Einer wie Juri Tetzlaff, der einem im MDR-Gebäude dann tatsächlich das Du anbietet, kann sich zu einer Identifikationsfigur und zu einem Wissensvermittler für die Zuschauer entwickeln, zu einer Art Freund, wenn man so will, der zur vereinbarten Zeit am vereinbarten Ort ist. Routine und Ritual mit vertrauten Gesichtern - das ist es, womit sich der Kika gegenüber der Konkurrenz behauptet. "Ich entwerfe mich nicht am Reißbrett und überlege, wie ich der beste Kinder-Juri bin", sagt Tetzlaff. "Ich mache diese Arbeit mit Leidenschaft, und Kinder merken so etwas. Dann springt ein Funke über."

Moderation und persönliche Ansprachen finden sich bei privat-kommerziellen Anbietern kaum, bestätigt Maya Götz, Medienpädagogin und Leiterin des Internationalen Zentralinstituts für das Jugend- und Bildungsfernsehen (IZI). Diese sendeten so gut wie ausschließlich fiktionale Programme, die für einen globalen Markt produziert wurden. "Die Aufgabe der privaten Anbieter ist es in dem Sinne auch nicht, Kinder zu unterstützen, sondern Geld über verkaufte Werbezeiten und Lizenzprodukte zu verdienen", so Götz. "Entsprechend wird vor allem Unterhaltendes angeboten, das möglichst viele Kinder lange am Bildschirm halten soll."
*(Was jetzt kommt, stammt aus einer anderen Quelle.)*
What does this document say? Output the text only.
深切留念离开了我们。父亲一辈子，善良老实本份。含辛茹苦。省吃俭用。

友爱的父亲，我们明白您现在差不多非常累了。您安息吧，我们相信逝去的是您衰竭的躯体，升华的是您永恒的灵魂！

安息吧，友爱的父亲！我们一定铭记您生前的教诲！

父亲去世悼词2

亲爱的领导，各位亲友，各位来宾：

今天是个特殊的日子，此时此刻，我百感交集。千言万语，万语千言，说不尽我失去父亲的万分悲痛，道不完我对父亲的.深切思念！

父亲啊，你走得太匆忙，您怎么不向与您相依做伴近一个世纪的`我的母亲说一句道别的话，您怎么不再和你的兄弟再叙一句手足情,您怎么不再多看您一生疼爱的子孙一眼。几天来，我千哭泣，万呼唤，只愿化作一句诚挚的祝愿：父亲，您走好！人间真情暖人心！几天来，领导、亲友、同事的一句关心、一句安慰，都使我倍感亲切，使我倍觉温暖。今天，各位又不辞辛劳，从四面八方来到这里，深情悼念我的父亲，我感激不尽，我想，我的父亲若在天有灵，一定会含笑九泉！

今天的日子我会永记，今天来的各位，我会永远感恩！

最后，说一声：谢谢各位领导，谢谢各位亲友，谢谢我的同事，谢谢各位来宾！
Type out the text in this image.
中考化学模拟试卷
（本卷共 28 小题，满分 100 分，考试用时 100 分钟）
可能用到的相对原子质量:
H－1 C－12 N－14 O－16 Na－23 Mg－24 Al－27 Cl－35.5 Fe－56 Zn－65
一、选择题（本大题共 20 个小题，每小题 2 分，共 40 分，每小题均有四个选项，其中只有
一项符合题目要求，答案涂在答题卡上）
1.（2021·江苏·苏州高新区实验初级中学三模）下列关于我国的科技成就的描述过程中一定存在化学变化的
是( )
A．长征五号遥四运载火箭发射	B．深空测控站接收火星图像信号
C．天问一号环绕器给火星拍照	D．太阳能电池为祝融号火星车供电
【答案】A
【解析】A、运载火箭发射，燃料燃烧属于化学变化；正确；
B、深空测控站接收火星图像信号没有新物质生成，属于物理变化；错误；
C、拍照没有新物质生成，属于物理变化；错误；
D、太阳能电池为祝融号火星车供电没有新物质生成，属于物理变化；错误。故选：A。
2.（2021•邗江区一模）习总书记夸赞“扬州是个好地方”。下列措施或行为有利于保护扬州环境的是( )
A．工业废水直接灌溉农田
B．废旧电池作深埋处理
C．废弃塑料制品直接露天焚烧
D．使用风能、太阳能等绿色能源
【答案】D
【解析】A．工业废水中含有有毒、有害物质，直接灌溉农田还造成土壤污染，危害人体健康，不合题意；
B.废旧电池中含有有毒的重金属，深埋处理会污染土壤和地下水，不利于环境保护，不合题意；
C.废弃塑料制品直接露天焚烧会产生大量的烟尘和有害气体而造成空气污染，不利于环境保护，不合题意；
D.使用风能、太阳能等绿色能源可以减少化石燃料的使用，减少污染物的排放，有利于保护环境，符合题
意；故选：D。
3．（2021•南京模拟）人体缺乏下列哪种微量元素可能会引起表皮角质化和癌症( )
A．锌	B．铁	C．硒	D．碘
Eine Alternative zum linearen Fernsehprogramm und den Mediathek-Angeboten der Sender ist Youtube Kids. Seit 2017 ist die für Kinder entwickelte App von Youtube in Deutschland verfügbar. Die Inhalte dort werden vorgeschlagen oder gefiltert - von Algorithmen. Dahinter steckt keine Redaktion, kein Team, das mit Medienpädagogen gemeinsam über mögliche Inhalte und Formate diskutiert, ehe sie öffentlich werden. Obwohl Eltern die Suchfunktion abstellen und unangemessene Inhalte melden können, bleibt die Ungewissheit über die Selektion der Rechenmaschine bestehen. Auch die Werbung bleibt, genauso wie bei Nickelodeon, Disney Channel und Super RTL. Und mit Netflix, Amazon und Disney+ treten Konkurrenten in den Ring des Kinderfernsehens, die zwar, so Maya Götz, von der vorpubertären Zielgruppe noch vergleichsweise wenig beachtet würden, die aber sehr bald das Segment des Kinderprogramms gezielt ausbauen dürften.
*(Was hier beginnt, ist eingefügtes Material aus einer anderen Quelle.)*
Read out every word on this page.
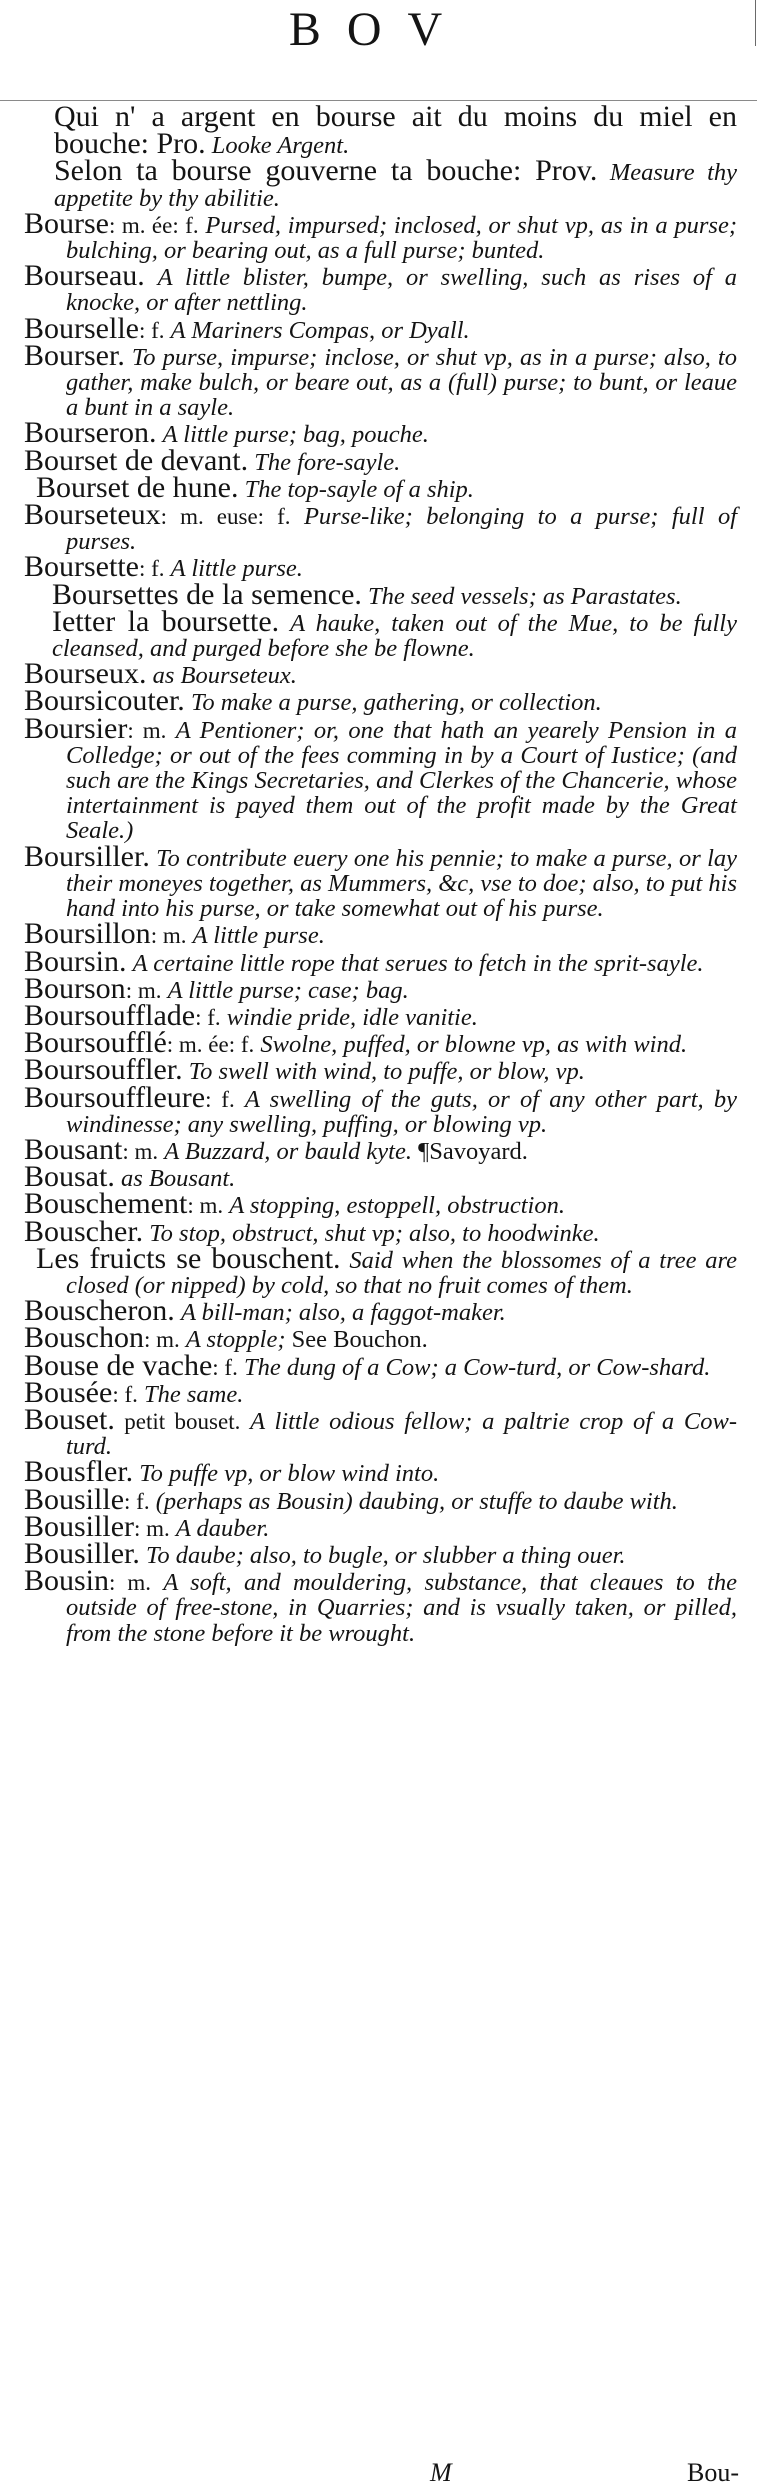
BOV
Qui n' a argent en bourse ait du moins du miel en bouche: Pro. Looke Argent.
Selon ta bourse gouverne ta bouche: Prov. Measure thy appetite by thy abilitie.
Bourse: m. ée: f. Pursed, impursed; inclosed, or shut vp, as in a purse; bulching, or bearing out, as a full purse; bunted.
Bourseau. A little blister, bumpe, or swelling, such as rises of a knocke, or after nettling.
Bourselle: f. A Mariners Compas, or Dyall.
Bourser. To purse, impurse; inclose, or shut vp, as in a purse; also, to gather, make bulch, or beare out, as a (full) purse; to bunt, or leaue a bunt in a sayle.
Bourseron. A little purse; bag, pouche.
Bourset de devant. The fore-sayle.
Bourset de hune. The top-sayle of a ship.
Bourseteux: m. euse: f. Purse-like; belonging to a purse; full of purses.
Boursette: f. A little purse.
Boursettes de la semence. The seed vessels; as Parastates.
Ietter la boursette. A hauke, taken out of the Mue, to be fully cleansed, and purged before she be flowne.
Bourseux. as Bourseteux.
Boursicouter. To make a purse, gathering, or collection.
Boursier: m. A Pentioner; or, one that hath an yearely Pension in a Colledge; or out of the fees comming in by a Court of Iustice; (and such are the Kings Secretaries, and Clerkes of the Chancerie, whose intertainment is payed them out of the profit made by the Great Seale.)
Boursiller. To contribute euery one his pennie; to make a purse, or lay their moneyes together, as Mummers, &c, vse to doe; also, to put his hand into his purse, or take somewhat out of his purse.
Boursillon: m. A little purse.
Boursin. A certaine little rope that serues to fetch in the sprit-sayle.
Bourson: m. A little purse; case; bag.
Boursoufflade: f. windie pride, idle vanitie.
Boursoufflé: m. ée: f. Swolne, puffed, or blowne vp, as with wind.
Boursouffler. To swell with wind, to puffe, or blow, vp.
Boursouffleure: f. A swelling of the guts, or of any other part, by windinesse; any swelling, puffing, or blowing vp.
Bousant: m. A Buzzard, or bauld kyte. ¶Savoyard.
Bousat. as Bousant.
Bouschement: m. A stopping, estoppell, obstruction.
Bouscher. To stop, obstruct, shut vp; also, to hoodwinke.
Les fruicts se bouschent. Said when the blossomes of a tree are closed (or nipped) by cold, so that no fruit comes of them.
Bouscheron. A bill-man; also, a faggot-maker.
Bouschon: m. A stopple; See Bouchon.
Bouse de vache: f. The dung of a Cow; a Cow-turd, or Cow-shard.
Bousée: f. The same.
Bouset. petit bouset. A little odious fellow; a paltrie crop of a Cow-turd.
Bousfler. To puffe vp, or blow wind into.
Bousille: f. (perhaps as Bousin) daubing, or stuffe to daube with.
Bousiller: m. A dauber.
Bousiller. To daube; also, to bugle, or slubber a thing ouer.
Bousin: m. A soft, and mouldering, substance, that cleaues to the outside of free-stone, in Quarries; and is vsually taken, or pilled, from the stone before it be wrought.
M	Bou-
Laut Kindermedienstudie 2019 sind Streamingdienste derzeit vor allem ab zwölf Jahren interessant, Mediatheken-Angebote ab 13. Dagegen ist die lineare Ausstrahlung trotz unzähliger Prophezeiungen vom bevorstehenden Untergang des klassischen Fernsehens konstant erfolgreich - noch zumindest. Denn wenn Disneys Eiskönigin Elsa voraussichtlich von 2020 an nonstop und völlig unverfroren in der hauseigenen Online-Videothek in Deutschland abrufbar sein wird, müssen sich Juri, Bernd das Brot und der Sandmann wohl tatsächlich, nun ja, warm anziehen.
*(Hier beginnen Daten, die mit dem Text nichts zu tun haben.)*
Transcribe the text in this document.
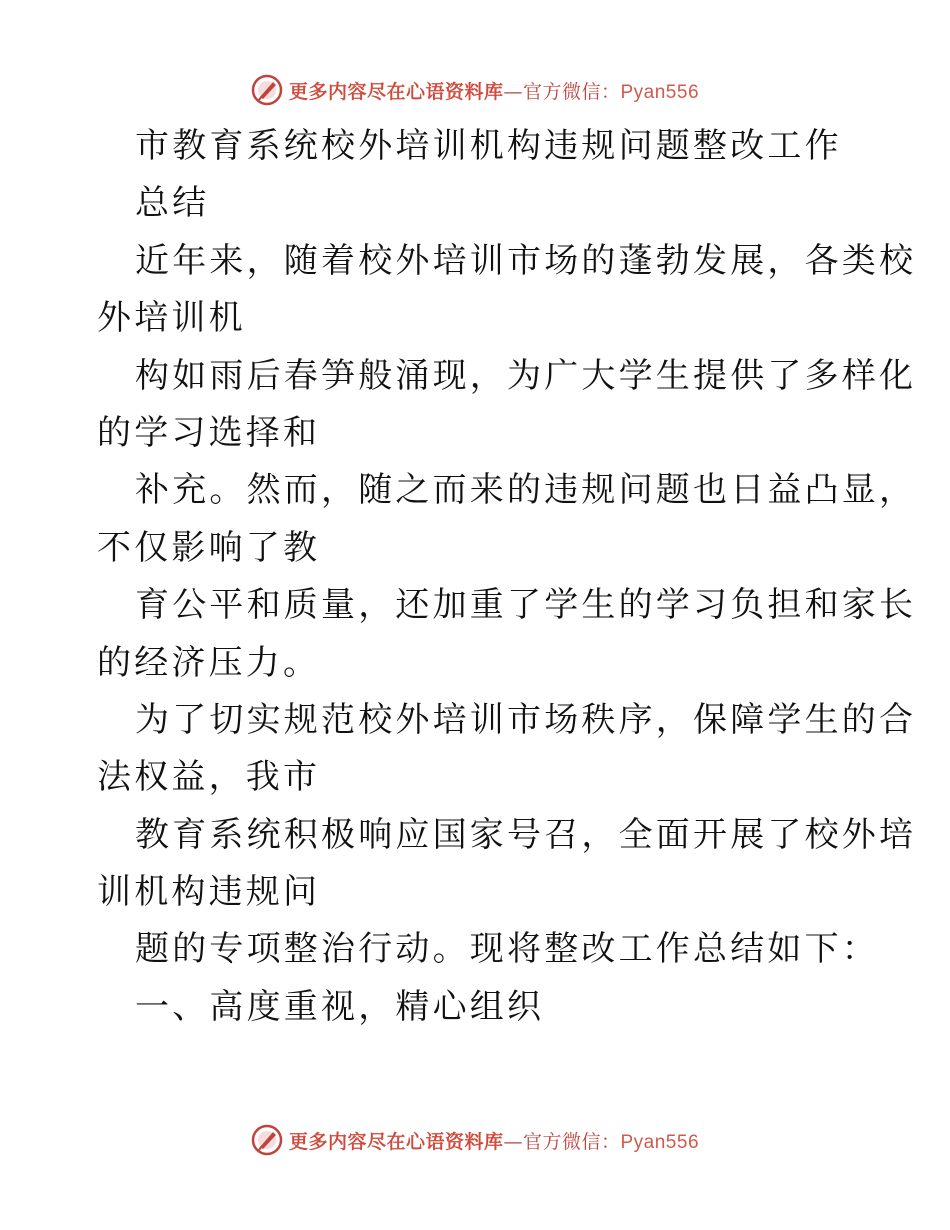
更多内容尽在心语资料库—官方微信：Pyan556
市教育系统校外培训机构违规问题整改工作
总结
近年来，随着校外培训市场的蓬勃发展，各类校
外培训机
构如雨后春笋般涌现，为广大学生提供了多样化
的学习选择和
补充。然而，随之而来的违规问题也日益凸显，
不仅影响了教
育公平和质量，还加重了学生的学习负担和家长
的经济压力。
为了切实规范校外培训市场秩序，保障学生的合
法权益，我市
教育系统积极响应国家号召，全面开展了校外培
训机构违规问
题的专项整治行动。现将整改工作总结如下：
一、高度重视，精心组织
更多内容尽在心语资料库—官方微信：Pyan556
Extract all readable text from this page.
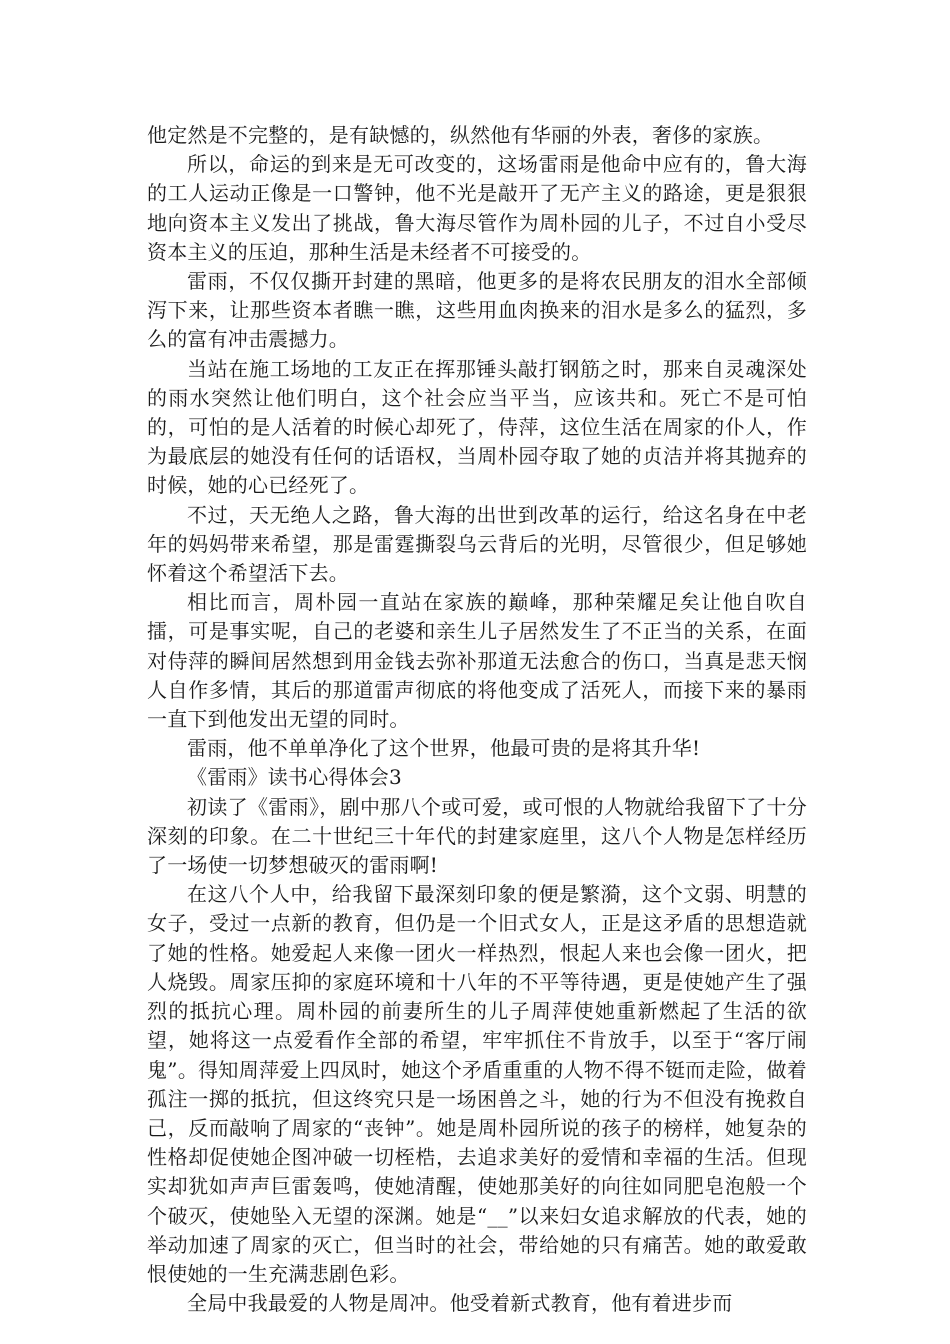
他定然是不完整的，是有缺憾的，纵然他有华丽的外表，奢侈的家族。

所以，命运的到来是无可改变的，这场雷雨是他命中应有的，鲁大海的工人运动正像是一口警钟，他不光是敲开了无产主义的路途，更是狠狠地向资本主义发出了挑战，鲁大海尽管作为周朴园的儿子，不过自小受尽资本主义的压迫，那种生活是未经者不可接受的。

雷雨，不仅仅撕开封建的黑暗，他更多的是将农民朋友的泪水全部倾泻下来，让那些资本者瞧一瞧，这些用血肉换来的泪水是多么的猛烈，多么的富有冲击震撼力。

当站在施工场地的工友正在挥那锤头敲打钢筋之时，那来自灵魂深处的雨水突然让他们明白，这个社会应当平当，应该共和。死亡不是可怕的，可怕的是人活着的时候心却死了，侍萍，这位生活在周家的仆人，作为最底层的她没有任何的话语权，当周朴园夺取了她的贞洁并将其抛弃的时候，她的心已经死了。

不过，天无绝人之路，鲁大海的出世到改革的运行，给这名身在中老年的妈妈带来希望，那是雷霆撕裂乌云背后的光明，尽管很少，但足够她怀着这个希望活下去。

相比而言，周朴园一直站在家族的巅峰，那种荣耀足矣让他自吹自擂，可是事实呢，自己的老婆和亲生儿子居然发生了不正当的关系，在面对侍萍的瞬间居然想到用金钱去弥补那道无法愈合的伤口，当真是悲天悯人自作多情，其后的那道雷声彻底的将他变成了活死人，而接下来的暴雨一直下到他发出无望的同时。

雷雨，他不单单净化了这个世界，他最可贵的是将其升华!

《雷雨》读书心得体会3

初读了《雷雨》，剧中那八个或可爱，或可恨的人物就给我留下了十分深刻的印象。在二十世纪三十年代的封建家庭里，这八个人物是怎样经历了一场使一切梦想破灭的雷雨啊!

在这八个人中，给我留下最深刻印象的便是繁漪，这个文弱、明慧的女子，受过一点新的教育，但仍是一个旧式女人，正是这矛盾的思想造就了她的性格。她爱起人来像一团火一样热烈，恨起人来也会像一团火，把人烧毁。周家压抑的家庭环境和十八年的不平等待遇，更是使她产生了强烈的抵抗心理。周朴园的前妻所生的儿子周萍使她重新燃起了生活的欲望，她将这一点爱看作全部的希望，牢牢抓住不肯放手，以至于“客厅闹鬼”。得知周萍爱上四凤时，她这个矛盾重重的人物不得不铤而走险，做着孤注一掷的抵抗，但这终究只是一场困兽之斗，她的行为不但没有挽救自己，反而敲响了周家的“丧钟”。她是周朴园所说的孩子的榜样，她复杂的性格却促使她企图冲破一切桎梏，去追求美好的爱情和幸福的生活。但现实却犹如声声巨雷轰鸣，使她清醒，使她那美好的向往如同肥皂泡般一个个破灭，使她坠入无望的深渊。她是“__”以来妇女追求解放的代表，她的举动加速了周家的灭亡，但当时的社会，带给她的只有痛苦。她的敢爱敢恨使她的一生充满悲剧色彩。

全局中我最爱的人物是周冲。他受着新式教育，他有着进步而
Juri Tetzlaff wird immer wieder gefragt, ob er sich nach mehr als 20 Jahren Kinderfernsehen nicht vorstellen könnte, etwas anderes zu machen. Abgesehen davon, dass er das tue - er schreibt Drehbücher und ist in der Musikvermittlung tätig -, meint er: "Ich fühle mich total wohl damit, was ich mache. Ich könnte das so lange tun, bis ich 100 bin."